Methods of Reverberation Mapping. I. Time-lag Determination by Measures of Randomness

TL;DR

This paper introduces a new method for measuring time delays in quasar reverberation mapping using measures of randomness, which is effective for irregularly sampled data and does not rely on complex modeling.

Contribution

It presents an optimized von Neumann-based scheme for time-lag determination that outperforms existing correlation methods and requires fewer assumptions about variability processes.

Findings

The method accurately recovers known time delays in quasar data.

It handles sparse and irregular sampling effectively.

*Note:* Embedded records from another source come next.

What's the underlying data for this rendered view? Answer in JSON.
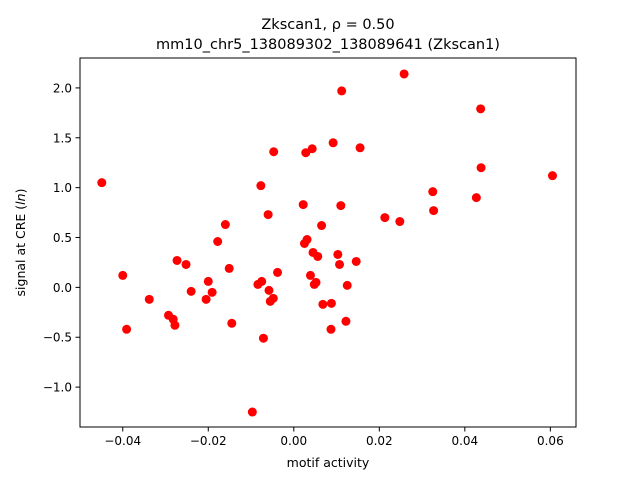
{
  "chart_data": {
    "type": "scatter",
    "title_line1": "Zkscan1, ρ = 0.50",
    "title_line2": "mm10_chr5_138089302_138089641 (Zkscan1)",
    "xlabel": "motif activity",
    "ylabel": "signal at CRE (ln)",
    "xlim": [
      -0.05,
      0.066
    ],
    "ylim": [
      -1.4,
      2.3
    ],
    "xticks": [
      -0.04,
      -0.02,
      0.0,
      0.02,
      0.04,
      0.06
    ],
    "xtick_labels": [
      "−0.04",
      "−0.02",
      "0.00",
      "0.02",
      "0.04",
      "0.06"
    ],
    "yticks": [
      -1.0,
      -0.5,
      0.0,
      0.5,
      1.0,
      1.5,
      2.0
    ],
    "ytick_labels": [
      "−1.0",
      "−0.5",
      "0.0",
      "0.5",
      "1.0",
      "1.5",
      "2.0"
    ],
    "grid": false,
    "marker_color": "#ff0000",
    "points": [
      {
        "x": -0.0449,
        "y": 1.05
      },
      {
        "x": -0.04,
        "y": 0.12
      },
      {
        "x": -0.0391,
        "y": -0.42
      },
      {
        "x": -0.0338,
        "y": -0.12
      },
      {
        "x": -0.0293,
        "y": -0.28
      },
      {
        "x": -0.0282,
        "y": -0.32
      },
      {
        "x": -0.0278,
        "y": -0.38
      },
      {
        "x": -0.0273,
        "y": 0.27
      },
      {
        "x": -0.0252,
        "y": 0.23
      },
      {
        "x": -0.024,
        "y": -0.04
      },
      {
        "x": -0.0205,
        "y": -0.12
      },
      {
        "x": -0.02,
        "y": 0.06
      },
      {
        "x": -0.0191,
        "y": -0.05
      },
      {
        "x": -0.0178,
        "y": 0.46
      },
      {
        "x": -0.016,
        "y": 0.63
      },
      {
        "x": -0.0151,
        "y": 0.19
      },
      {
        "x": -0.0145,
        "y": -0.36
      },
      {
        "x": -0.0097,
        "y": -1.25
      },
      {
        "x": -0.0084,
        "y": 0.03
      },
      {
        "x": -0.0077,
        "y": 1.02
      },
      {
        "x": -0.0075,
        "y": 0.06
      },
      {
        "x": -0.0071,
        "y": -0.51
      },
      {
        "x": -0.006,
        "y": 0.73
      },
      {
        "x": -0.0058,
        "y": -0.03
      },
      {
        "x": -0.0055,
        "y": -0.14
      },
      {
        "x": -0.0048,
        "y": -0.11
      },
      {
        "x": -0.0047,
        "y": 1.36
      },
      {
        "x": -0.0038,
        "y": 0.15
      },
      {
        "x": 0.0022,
        "y": 0.83
      },
      {
        "x": 0.0025,
        "y": 0.44
      },
      {
        "x": 0.0028,
        "y": 1.35
      },
      {
        "x": 0.0031,
        "y": 0.48
      },
      {
        "x": 0.0039,
        "y": 0.12
      },
      {
        "x": 0.0043,
        "y": 1.39
      },
      {
        "x": 0.0045,
        "y": 0.35
      },
      {
        "x": 0.0048,
        "y": 0.03
      },
      {
        "x": 0.0052,
        "y": 0.05
      },
      {
        "x": 0.0056,
        "y": 0.31
      },
      {
        "x": 0.0065,
        "y": 0.62
      },
      {
        "x": 0.0068,
        "y": -0.17
      },
      {
        "x": 0.0087,
        "y": -0.42
      },
      {
        "x": 0.0088,
        "y": -0.16
      },
      {
        "x": 0.0092,
        "y": 1.45
      },
      {
        "x": 0.0103,
        "y": 0.33
      },
      {
        "x": 0.0107,
        "y": 0.23
      },
      {
        "x": 0.011,
        "y": 0.82
      },
      {
        "x": 0.0112,
        "y": 1.97
      },
      {
        "x": 0.0122,
        "y": -0.34
      },
      {
        "x": 0.0125,
        "y": 0.02
      },
      {
        "x": 0.0146,
        "y": 0.26
      },
      {
        "x": 0.0155,
        "y": 1.4
      },
      {
        "x": 0.0213,
        "y": 0.7
      },
      {
        "x": 0.0248,
        "y": 0.66
      },
      {
        "x": 0.0258,
        "y": 2.14
      },
      {
        "x": 0.0325,
        "y": 0.96
      },
      {
        "x": 0.0327,
        "y": 0.77
      },
      {
        "x": 0.0427,
        "y": 0.9
      },
      {
        "x": 0.0437,
        "y": 1.79
      },
      {
        "x": 0.0438,
        "y": 1.2
      },
      {
        "x": 0.0605,
        "y": 1.12
      }
    ]
  }
}
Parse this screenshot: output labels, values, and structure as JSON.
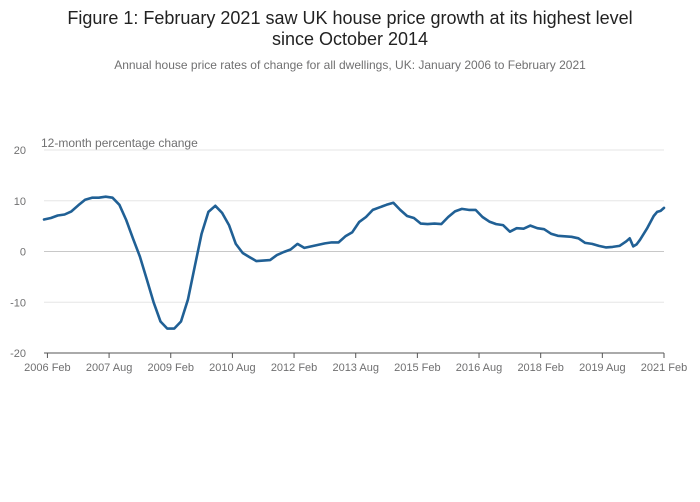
{
  "chart_data": {
    "type": "line",
    "title_line1": "Figure 1: February 2021 saw UK house price growth at its highest level",
    "title_line2": "since October 2014",
    "subtitle": "Annual house price rates of change for all dwellings, UK: January 2006 to February 2021",
    "ylabel": "12-month percentage change",
    "xlabel": "",
    "ylim": [
      -20,
      20
    ],
    "y_ticks": [
      20,
      10,
      0,
      -10,
      -20
    ],
    "x_range": [
      "2006-01",
      "2021-02"
    ],
    "x_ticks": [
      {
        "date": "2006-02",
        "label": "2006 Feb"
      },
      {
        "date": "2007-08",
        "label": "2007 Aug"
      },
      {
        "date": "2009-02",
        "label": "2009 Feb"
      },
      {
        "date": "2010-08",
        "label": "2010 Aug"
      },
      {
        "date": "2012-02",
        "label": "2012 Feb"
      },
      {
        "date": "2013-08",
        "label": "2013 Aug"
      },
      {
        "date": "2015-02",
        "label": "2015 Feb"
      },
      {
        "date": "2016-08",
        "label": "2016 Aug"
      },
      {
        "date": "2018-02",
        "label": "2018 Feb"
      },
      {
        "date": "2019-08",
        "label": "2019 Aug"
      },
      {
        "date": "2021-02",
        "label": "2021 Feb"
      }
    ],
    "grid": true,
    "legend": "none",
    "line_color": "#206095",
    "series": [
      {
        "values": [
          {
            "x": "2006-01",
            "y": 6.3
          },
          {
            "x": "2006-03",
            "y": 6.6
          },
          {
            "x": "2006-05",
            "y": 7.1
          },
          {
            "x": "2006-07",
            "y": 7.3
          },
          {
            "x": "2006-09",
            "y": 7.9
          },
          {
            "x": "2006-11",
            "y": 9.1
          },
          {
            "x": "2007-01",
            "y": 10.2
          },
          {
            "x": "2007-03",
            "y": 10.6
          },
          {
            "x": "2007-05",
            "y": 10.6
          },
          {
            "x": "2007-07",
            "y": 10.8
          },
          {
            "x": "2007-09",
            "y": 10.6
          },
          {
            "x": "2007-11",
            "y": 9.2
          },
          {
            "x": "2008-01",
            "y": 6.2
          },
          {
            "x": "2008-03",
            "y": 2.5
          },
          {
            "x": "2008-05",
            "y": -1.0
          },
          {
            "x": "2008-07",
            "y": -5.5
          },
          {
            "x": "2008-09",
            "y": -10.0
          },
          {
            "x": "2008-11",
            "y": -13.8
          },
          {
            "x": "2009-01",
            "y": -15.2
          },
          {
            "x": "2009-03",
            "y": -15.2
          },
          {
            "x": "2009-05",
            "y": -13.8
          },
          {
            "x": "2009-07",
            "y": -9.5
          },
          {
            "x": "2009-09",
            "y": -3.0
          },
          {
            "x": "2009-11",
            "y": 3.5
          },
          {
            "x": "2010-01",
            "y": 7.8
          },
          {
            "x": "2010-03",
            "y": 9.0
          },
          {
            "x": "2010-05",
            "y": 7.6
          },
          {
            "x": "2010-07",
            "y": 5.2
          },
          {
            "x": "2010-09",
            "y": 1.5
          },
          {
            "x": "2010-11",
            "y": -0.3
          },
          {
            "x": "2011-01",
            "y": -1.1
          },
          {
            "x": "2011-03",
            "y": -1.9
          },
          {
            "x": "2011-05",
            "y": -1.8
          },
          {
            "x": "2011-07",
            "y": -1.7
          },
          {
            "x": "2011-09",
            "y": -0.7
          },
          {
            "x": "2011-11",
            "y": -0.1
          },
          {
            "x": "2012-01",
            "y": 0.4
          },
          {
            "x": "2012-03",
            "y": 1.5
          },
          {
            "x": "2012-05",
            "y": 0.7
          },
          {
            "x": "2012-07",
            "y": 1.0
          },
          {
            "x": "2012-09",
            "y": 1.3
          },
          {
            "x": "2012-11",
            "y": 1.6
          },
          {
            "x": "2013-01",
            "y": 1.8
          },
          {
            "x": "2013-03",
            "y": 1.8
          },
          {
            "x": "2013-05",
            "y": 3.0
          },
          {
            "x": "2013-07",
            "y": 3.8
          },
          {
            "x": "2013-09",
            "y": 5.8
          },
          {
            "x": "2013-11",
            "y": 6.8
          },
          {
            "x": "2014-01",
            "y": 8.2
          },
          {
            "x": "2014-03",
            "y": 8.7
          },
          {
            "x": "2014-05",
            "y": 9.2
          },
          {
            "x": "2014-07",
            "y": 9.6
          },
          {
            "x": "2014-09",
            "y": 8.2
          },
          {
            "x": "2014-11",
            "y": 7.0
          },
          {
            "x": "2015-01",
            "y": 6.6
          },
          {
            "x": "2015-03",
            "y": 5.5
          },
          {
            "x": "2015-05",
            "y": 5.4
          },
          {
            "x": "2015-07",
            "y": 5.5
          },
          {
            "x": "2015-09",
            "y": 5.4
          },
          {
            "x": "2015-11",
            "y": 6.8
          },
          {
            "x": "2016-01",
            "y": 7.9
          },
          {
            "x": "2016-03",
            "y": 8.4
          },
          {
            "x": "2016-05",
            "y": 8.2
          },
          {
            "x": "2016-07",
            "y": 8.2
          },
          {
            "x": "2016-09",
            "y": 6.8
          },
          {
            "x": "2016-11",
            "y": 5.9
          },
          {
            "x": "2017-01",
            "y": 5.4
          },
          {
            "x": "2017-03",
            "y": 5.2
          },
          {
            "x": "2017-05",
            "y": 3.9
          },
          {
            "x": "2017-07",
            "y": 4.6
          },
          {
            "x": "2017-09",
            "y": 4.5
          },
          {
            "x": "2017-11",
            "y": 5.1
          },
          {
            "x": "2018-01",
            "y": 4.6
          },
          {
            "x": "2018-03",
            "y": 4.4
          },
          {
            "x": "2018-05",
            "y": 3.5
          },
          {
            "x": "2018-07",
            "y": 3.1
          },
          {
            "x": "2018-09",
            "y": 3.0
          },
          {
            "x": "2018-11",
            "y": 2.9
          },
          {
            "x": "2019-01",
            "y": 2.6
          },
          {
            "x": "2019-03",
            "y": 1.7
          },
          {
            "x": "2019-05",
            "y": 1.5
          },
          {
            "x": "2019-07",
            "y": 1.1
          },
          {
            "x": "2019-09",
            "y": 0.8
          },
          {
            "x": "2019-11",
            "y": 0.9
          },
          {
            "x": "2020-01",
            "y": 1.1
          },
          {
            "x": "2020-03",
            "y": 2.0
          },
          {
            "x": "2020-04",
            "y": 2.6
          },
          {
            "x": "2020-05",
            "y": 1.0
          },
          {
            "x": "2020-06",
            "y": 1.4
          },
          {
            "x": "2020-07",
            "y": 2.3
          },
          {
            "x": "2020-09",
            "y": 4.5
          },
          {
            "x": "2020-11",
            "y": 7.0
          },
          {
            "x": "2020-12",
            "y": 7.8
          },
          {
            "x": "2021-01",
            "y": 8.0
          },
          {
            "x": "2021-02",
            "y": 8.6
          }
        ]
      }
    ]
  }
}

The size-luminosity relation of the broad-line region is confirmed with less assumption.

Abstract

A class of methods for measuring time delays between astronomical time series is introduced in the context of quasar reverberation mapping, which is based on measures of randomness or complexity of the data. Several distinct statistical estimators are considered that do not rely on polynomial interpolations of the light curves nor on their stochastic modeling, and do not require binning in correlation space. Methods based on von Neumann's mean-square successive-difference estimator are found to be superior to those using other estimators. An optimized von Neumann scheme is formulated, which better handles sparsely sampled data and outperforms current implementations of discrete correlation function methods. This scheme is applied to existing reverberation data of varying quality, and consistency with previously reported time delays is found. In particular, the size-luminosity relation of the broad-line region in quasars is recovered with a scatter comparable to that obtained by other works, yet with fewer assumptions made concerning the process underlying the variability. The proposed method for time-lag determination is particularly relevant for irregularly sampled time series, and in cases where the process underlying the variability cannot be adequately modeled.